Turbulence in world markets in most agricultural commodities looks set to continue in the future – so says the combined forecasting brains trust of the OECD and FAO, which released a 10-year outlook last week.
The effects of the global financial crisis (GFC) which took hold in late 2008 have almost worn off for most of the global food industry. But in 2008, the global dairy market took the sharpest and deepest hits from the GFC of all major food commodities. The volatile impacts on product and farmgate prices rattled the players in the dairy supply chain, but the greatest noise has been sustained by dairy farmers in both Europe and the US. Due to the strength of their political lobby in both regions – exercised in different ways, politicians have been brought into the game to address the problem. The problem in reality is that regulation of dairy production and prices in the US and Europe hasn’t served farmers like it was supposed in the grand design – by preventing exposure to volatility.

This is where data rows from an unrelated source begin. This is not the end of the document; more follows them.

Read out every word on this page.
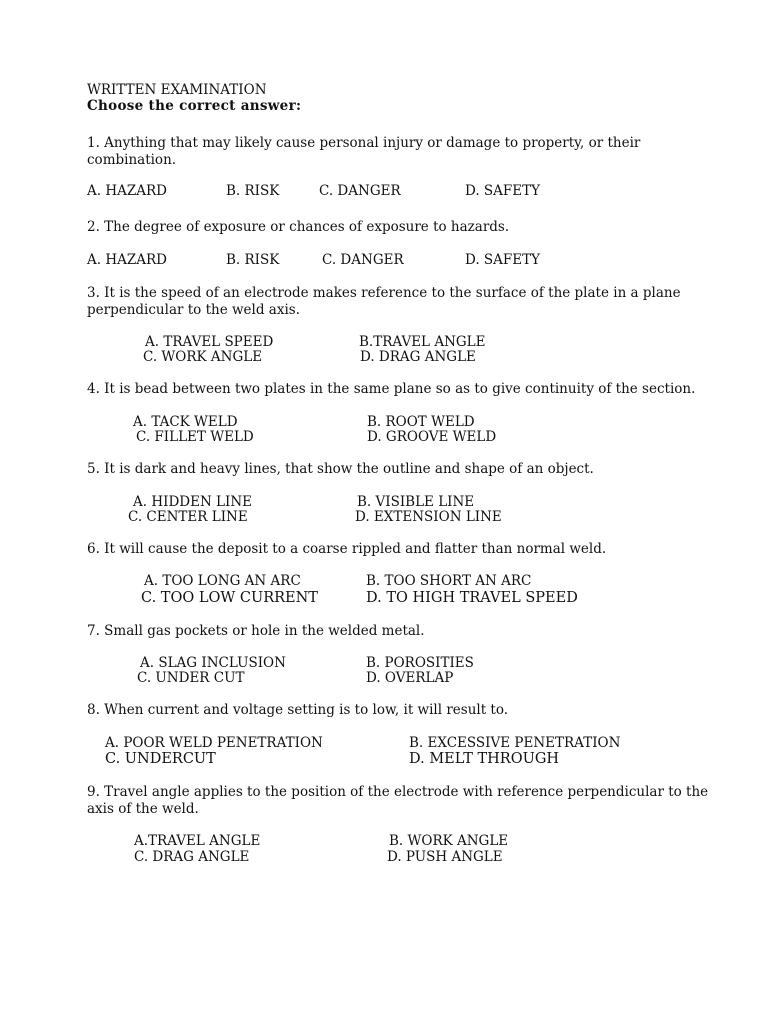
WRITTEN EXAMINATION
Choose the correct answer:
1. Anything that may likely cause personal injury or damage to property, or their
combination.
A. HAZARD	B. RISK	C. DANGER	D. SAFETY
2. The degree of exposure or chances of exposure to hazards.
A. HAZARD	B. RISK	C. DANGER	D. SAFETY
3. It is the speed of an electrode makes reference to the surface of the plate in a plane
perpendicular to the weld axis.
A. TRAVEL SPEED	B.TRAVEL ANGLE
C. WORK ANGLE	D. DRAG ANGLE
4. It is bead between two plates in the same plane so as to give continuity of the section.
A. TACK WELD	B. ROOT WELD
C. FILLET WELD	D. GROOVE WELD
5. It is dark and heavy lines, that show the outline and shape of an object.
A. HIDDEN LINE	B. VISIBLE LINE
C. CENTER LINE	D. EXTENSION LINE
6. It will cause the deposit to a coarse rippled and flatter than normal weld.
A. TOO LONG AN ARC	B. TOO SHORT AN ARC
C. TOO LOW CURRENT	D. TO HIGH TRAVEL SPEED
7. Small gas pockets or hole in the welded metal.
A. SLAG INCLUSION	B. POROSITIES
C. UNDER CUT	D. OVERLAP
8. When current and voltage setting is to low, it will result to.
A. POOR WELD PENETRATION	B. EXCESSIVE PENETRATION
C. UNDERCUT	D. MELT THROUGH
9. Travel angle applies to the position of the electrode with reference perpendicular to the
axis of the weld.
A.TRAVEL ANGLE	B. WORK ANGLE
C. DRAG ANGLE	D. PUSH ANGLE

But now that the dust has almost settled, lawmakers on both sides of the Atlantic are trying to work out what to do about this problem dairy child. Six months ago the European Commission set up a leadership group to come up with some solutions to at least shelter their industry from uncertainty. The aptly-named High-Level Group (HLG) ran a fairly open process and delivered a wordy set of recommendations to the industry last week after gaining consensus of the 27 member states of the European Union. No small feat given the divergent historical attitudes to regulation of markets.
With an underlying EU commitment to get out of as much regulation as possible, the HLG’s remedies have largely focused on the process by which milk prices to farmers are set. It suggests a uniform contract structure, and that farmer organisations are allowed to bargain on behalf of farmers, which will need changes to competition law. It however (disappointingly) clings to the past and says that the EU should retain “safety net” measures, leaving the door open it seems for the EU to buy surplus product out of the market and to even leave export subsidies in place – which the EU had already pledged in the WTO to drop. The HLG outcomes will yet cause a stir within EU members, and have a long path before they are adopted anywhere as law. Meanwhile the EU will (in 2015) remove production quotas which limit individual farmer output – a move that will create at least 5 years of turbulence.
Not so easy on the other side of the Atlantic. The US government has for the past couple of years been taking ideas of how to make changes to a broken set of rules that tie regulated farmgate milk prices to the results from trading on a commodity exchange. Nothing could be more exposed to nervy sentiment. Farmers and processors agree that there is a need for price-protection in future, but they are miles apart of whether supply should be managed with the support of regulation.
It’s ironic – in the past the world market felt volatility due to the fallout from the application of various forms of farmer protection by these superpowers. Our industry will watch developments carefully to ensure that devils in different forms aren’t created from these bumbling processes.